There is a huge conversation happening around the subject of the image of God…some use the latin term Imageo Dei. I am not that smart so I’ll stick to English. I wouldn’t say the conversation around God’s image/man’s image is heated, but there are some strong opinions in theological circles.  Every question under the sun is posed: Are we still in the image of God, even after the fall?  Humanity is broken; does this mean that God’s image is flawed?  How is it that man and woman are in God’s image since God is characterized as a man?  Good questions.  But the larger question that has captured me is this:  What’s an image for?  The short answer according to John Piper is, “…is to reflect the original.”

 Meaning, when we walk down toward Denny Chimes stadium and see the statue of Nick Saban, what is that image for?  The answer is so that we might think on, be reminded of an amazing coach. If we walk downtown Boston and see the larger than life statue of George Washington, what is that statue or image for?  So that we might think on, be reminded of a founder.  So if we are made in God’s image…and this is BIG, then God is the reality and we are the image.  Are you following me? 
While we’d like to think life is about us, we’re just the image.  That is, our only role is to reflect who God is.  We are His statue.

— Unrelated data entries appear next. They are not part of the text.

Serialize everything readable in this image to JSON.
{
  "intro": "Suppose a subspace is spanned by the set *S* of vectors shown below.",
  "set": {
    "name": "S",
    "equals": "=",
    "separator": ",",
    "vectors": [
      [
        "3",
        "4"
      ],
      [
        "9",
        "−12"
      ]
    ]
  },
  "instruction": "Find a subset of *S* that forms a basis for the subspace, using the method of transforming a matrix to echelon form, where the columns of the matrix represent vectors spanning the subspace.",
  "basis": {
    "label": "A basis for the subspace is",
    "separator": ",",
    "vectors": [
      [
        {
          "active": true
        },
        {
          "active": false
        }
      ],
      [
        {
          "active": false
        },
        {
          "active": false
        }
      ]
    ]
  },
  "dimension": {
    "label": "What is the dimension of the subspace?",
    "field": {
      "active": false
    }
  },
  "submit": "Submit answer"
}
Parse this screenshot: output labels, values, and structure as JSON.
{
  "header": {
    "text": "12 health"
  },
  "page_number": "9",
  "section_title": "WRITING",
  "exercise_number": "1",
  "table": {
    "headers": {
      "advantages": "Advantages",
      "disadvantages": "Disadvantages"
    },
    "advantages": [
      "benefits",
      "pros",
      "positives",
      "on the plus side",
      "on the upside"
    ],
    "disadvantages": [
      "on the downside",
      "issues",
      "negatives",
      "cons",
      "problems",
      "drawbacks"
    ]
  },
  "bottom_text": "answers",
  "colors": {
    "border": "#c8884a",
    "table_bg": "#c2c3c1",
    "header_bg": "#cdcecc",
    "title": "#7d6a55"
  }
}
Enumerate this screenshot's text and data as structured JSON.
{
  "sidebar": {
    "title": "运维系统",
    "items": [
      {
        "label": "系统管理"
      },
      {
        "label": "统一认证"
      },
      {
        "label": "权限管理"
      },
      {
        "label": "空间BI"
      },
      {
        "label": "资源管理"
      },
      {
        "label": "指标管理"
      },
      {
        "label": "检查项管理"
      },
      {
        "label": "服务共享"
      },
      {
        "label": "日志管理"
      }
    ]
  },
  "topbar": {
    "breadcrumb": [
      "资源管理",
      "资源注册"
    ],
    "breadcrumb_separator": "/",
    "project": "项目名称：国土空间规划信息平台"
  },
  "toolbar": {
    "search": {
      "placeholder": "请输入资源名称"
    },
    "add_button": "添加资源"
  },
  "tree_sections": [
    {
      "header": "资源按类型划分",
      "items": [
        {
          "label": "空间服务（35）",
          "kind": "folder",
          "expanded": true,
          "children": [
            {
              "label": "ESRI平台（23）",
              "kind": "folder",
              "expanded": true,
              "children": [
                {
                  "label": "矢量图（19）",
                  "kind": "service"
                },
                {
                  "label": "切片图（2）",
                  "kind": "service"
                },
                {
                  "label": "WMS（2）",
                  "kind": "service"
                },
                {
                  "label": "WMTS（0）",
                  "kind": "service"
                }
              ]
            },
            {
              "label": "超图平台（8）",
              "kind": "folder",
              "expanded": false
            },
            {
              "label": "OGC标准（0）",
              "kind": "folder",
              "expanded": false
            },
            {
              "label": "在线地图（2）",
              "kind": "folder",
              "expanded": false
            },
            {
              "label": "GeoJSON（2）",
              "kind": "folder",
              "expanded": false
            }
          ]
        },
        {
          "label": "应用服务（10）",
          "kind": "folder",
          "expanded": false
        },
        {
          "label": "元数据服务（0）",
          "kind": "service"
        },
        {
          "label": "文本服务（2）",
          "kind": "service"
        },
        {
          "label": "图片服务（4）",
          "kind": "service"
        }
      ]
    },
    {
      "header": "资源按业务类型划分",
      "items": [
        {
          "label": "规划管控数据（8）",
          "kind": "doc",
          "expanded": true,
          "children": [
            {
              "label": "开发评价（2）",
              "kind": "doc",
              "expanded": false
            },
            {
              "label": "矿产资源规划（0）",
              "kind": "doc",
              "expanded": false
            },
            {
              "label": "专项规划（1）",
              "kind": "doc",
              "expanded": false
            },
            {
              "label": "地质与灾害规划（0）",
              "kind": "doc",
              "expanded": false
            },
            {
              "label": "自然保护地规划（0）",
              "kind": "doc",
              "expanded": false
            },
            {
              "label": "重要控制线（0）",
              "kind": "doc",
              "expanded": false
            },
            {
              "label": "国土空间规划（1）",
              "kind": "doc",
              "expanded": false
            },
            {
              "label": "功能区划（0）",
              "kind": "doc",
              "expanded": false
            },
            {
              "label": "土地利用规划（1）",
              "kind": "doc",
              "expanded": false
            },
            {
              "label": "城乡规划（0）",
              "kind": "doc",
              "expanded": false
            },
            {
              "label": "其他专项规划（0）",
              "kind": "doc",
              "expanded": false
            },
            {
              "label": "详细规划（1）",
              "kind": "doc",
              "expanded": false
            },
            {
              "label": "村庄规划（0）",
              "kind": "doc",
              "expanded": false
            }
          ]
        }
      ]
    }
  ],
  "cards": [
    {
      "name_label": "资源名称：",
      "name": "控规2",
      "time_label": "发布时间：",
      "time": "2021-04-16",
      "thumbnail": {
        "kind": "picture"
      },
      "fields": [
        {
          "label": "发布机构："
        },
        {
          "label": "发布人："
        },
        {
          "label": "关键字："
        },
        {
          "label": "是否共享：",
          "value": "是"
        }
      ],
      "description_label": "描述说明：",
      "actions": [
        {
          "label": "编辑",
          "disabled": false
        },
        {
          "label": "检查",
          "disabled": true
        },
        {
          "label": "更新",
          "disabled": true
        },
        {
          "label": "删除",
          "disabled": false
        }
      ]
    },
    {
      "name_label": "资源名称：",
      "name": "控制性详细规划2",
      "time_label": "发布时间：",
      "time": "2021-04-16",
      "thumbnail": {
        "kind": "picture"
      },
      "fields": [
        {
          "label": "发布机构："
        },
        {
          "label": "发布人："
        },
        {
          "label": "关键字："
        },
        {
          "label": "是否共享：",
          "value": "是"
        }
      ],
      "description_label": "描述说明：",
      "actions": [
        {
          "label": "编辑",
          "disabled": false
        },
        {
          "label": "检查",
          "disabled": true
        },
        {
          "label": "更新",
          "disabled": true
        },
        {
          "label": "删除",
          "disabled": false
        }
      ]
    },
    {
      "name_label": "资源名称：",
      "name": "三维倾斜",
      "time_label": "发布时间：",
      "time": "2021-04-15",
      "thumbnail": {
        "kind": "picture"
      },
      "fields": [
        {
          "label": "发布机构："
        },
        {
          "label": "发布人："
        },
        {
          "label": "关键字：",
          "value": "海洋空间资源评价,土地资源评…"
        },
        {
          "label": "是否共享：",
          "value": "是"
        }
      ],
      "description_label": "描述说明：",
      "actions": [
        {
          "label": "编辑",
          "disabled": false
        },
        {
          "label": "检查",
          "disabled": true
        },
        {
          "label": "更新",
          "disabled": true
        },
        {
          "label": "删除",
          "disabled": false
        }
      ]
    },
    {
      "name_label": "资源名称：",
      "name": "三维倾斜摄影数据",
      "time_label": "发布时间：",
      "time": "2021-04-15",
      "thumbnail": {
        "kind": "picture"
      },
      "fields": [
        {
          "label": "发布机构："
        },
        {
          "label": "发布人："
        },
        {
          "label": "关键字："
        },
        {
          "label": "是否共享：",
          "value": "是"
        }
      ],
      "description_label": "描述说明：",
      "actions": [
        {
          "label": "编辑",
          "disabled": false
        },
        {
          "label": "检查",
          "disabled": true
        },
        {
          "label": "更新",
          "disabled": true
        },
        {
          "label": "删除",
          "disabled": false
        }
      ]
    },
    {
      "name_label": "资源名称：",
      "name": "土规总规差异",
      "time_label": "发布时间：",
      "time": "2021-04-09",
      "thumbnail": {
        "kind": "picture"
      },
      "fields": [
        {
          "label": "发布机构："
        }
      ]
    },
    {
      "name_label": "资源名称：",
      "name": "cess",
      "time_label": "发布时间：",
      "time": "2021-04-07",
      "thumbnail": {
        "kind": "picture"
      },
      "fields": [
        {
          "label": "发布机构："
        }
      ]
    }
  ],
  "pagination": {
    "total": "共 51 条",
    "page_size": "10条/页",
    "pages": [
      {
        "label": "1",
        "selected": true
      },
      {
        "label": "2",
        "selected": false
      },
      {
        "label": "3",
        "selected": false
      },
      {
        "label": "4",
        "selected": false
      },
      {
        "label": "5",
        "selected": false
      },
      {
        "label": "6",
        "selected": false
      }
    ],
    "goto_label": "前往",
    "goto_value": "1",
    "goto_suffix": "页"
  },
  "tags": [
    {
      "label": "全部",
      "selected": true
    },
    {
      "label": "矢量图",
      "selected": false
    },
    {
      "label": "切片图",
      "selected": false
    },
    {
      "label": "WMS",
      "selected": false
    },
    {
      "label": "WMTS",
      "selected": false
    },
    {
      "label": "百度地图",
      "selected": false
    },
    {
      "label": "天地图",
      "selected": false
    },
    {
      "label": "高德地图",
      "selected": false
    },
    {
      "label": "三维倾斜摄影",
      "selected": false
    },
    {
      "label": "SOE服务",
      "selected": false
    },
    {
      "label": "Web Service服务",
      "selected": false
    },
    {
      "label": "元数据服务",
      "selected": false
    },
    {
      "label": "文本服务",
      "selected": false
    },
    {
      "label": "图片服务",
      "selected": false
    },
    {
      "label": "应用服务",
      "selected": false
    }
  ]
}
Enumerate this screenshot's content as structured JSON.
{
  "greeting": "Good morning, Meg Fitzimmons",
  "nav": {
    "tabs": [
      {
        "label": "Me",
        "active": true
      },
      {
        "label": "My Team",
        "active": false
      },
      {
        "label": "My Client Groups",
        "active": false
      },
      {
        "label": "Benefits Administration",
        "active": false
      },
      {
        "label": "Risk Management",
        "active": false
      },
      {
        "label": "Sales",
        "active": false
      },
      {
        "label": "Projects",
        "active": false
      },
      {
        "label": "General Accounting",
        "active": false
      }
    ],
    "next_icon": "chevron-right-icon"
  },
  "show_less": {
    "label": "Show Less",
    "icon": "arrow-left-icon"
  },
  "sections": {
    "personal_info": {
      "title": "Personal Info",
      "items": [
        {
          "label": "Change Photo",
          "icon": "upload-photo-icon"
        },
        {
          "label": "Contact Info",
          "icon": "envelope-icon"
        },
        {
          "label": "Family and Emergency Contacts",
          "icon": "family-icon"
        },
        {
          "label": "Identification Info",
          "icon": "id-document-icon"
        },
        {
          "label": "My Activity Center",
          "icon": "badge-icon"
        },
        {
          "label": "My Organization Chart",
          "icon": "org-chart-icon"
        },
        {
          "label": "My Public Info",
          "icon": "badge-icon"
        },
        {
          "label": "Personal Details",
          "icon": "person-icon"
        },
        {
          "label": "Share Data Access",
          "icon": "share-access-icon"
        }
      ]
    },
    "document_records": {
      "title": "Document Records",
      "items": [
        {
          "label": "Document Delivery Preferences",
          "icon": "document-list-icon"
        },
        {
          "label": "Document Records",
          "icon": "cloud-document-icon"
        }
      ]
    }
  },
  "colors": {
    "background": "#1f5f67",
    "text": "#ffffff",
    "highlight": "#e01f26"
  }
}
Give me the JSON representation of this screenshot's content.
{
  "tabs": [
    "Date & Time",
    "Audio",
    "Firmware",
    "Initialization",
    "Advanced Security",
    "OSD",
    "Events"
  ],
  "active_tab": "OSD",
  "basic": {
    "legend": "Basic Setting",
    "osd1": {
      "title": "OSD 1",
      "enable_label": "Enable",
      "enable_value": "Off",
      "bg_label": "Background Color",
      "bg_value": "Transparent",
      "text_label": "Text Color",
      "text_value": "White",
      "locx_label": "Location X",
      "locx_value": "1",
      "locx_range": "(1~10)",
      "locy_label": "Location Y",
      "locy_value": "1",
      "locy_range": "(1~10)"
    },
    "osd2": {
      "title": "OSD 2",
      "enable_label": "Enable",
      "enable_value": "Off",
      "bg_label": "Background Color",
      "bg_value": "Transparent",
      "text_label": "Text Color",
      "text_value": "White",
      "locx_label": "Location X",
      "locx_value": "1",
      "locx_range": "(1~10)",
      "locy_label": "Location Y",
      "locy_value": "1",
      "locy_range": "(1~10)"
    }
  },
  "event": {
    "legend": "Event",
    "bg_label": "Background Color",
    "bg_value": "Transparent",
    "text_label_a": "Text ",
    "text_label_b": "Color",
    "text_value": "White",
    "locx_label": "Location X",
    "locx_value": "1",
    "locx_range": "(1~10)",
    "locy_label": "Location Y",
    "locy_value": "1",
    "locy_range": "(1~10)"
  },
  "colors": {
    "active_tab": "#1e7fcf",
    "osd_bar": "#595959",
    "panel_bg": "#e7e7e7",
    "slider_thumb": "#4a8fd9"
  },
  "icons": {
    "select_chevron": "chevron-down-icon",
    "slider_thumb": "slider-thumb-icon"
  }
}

His image.   In other words, God created man…to show God.  He created us, His image, so that when we talk and work and give and share and love and forgive and eat and live so that people might say, “God is amazing!” 
That being said, while my cynical self might say, “Humanity—God’s image is failing miserably at truly being God’s image.”  On better days I know that God is at work in many to reflect his nature through the most mundane activities.  That is, missionaries and martyrs are reflecting the nature of God by how they are dying, but it is the stay-at-home mom, the plumber and the college student faithfully living out Grace that is reflecting the nature of God. 
What are you reflecting today?  Are you communicating the true nature of God?  Do people see by your image that He is forgiving, generous, light-hearted, fun, full of truth and full of grace?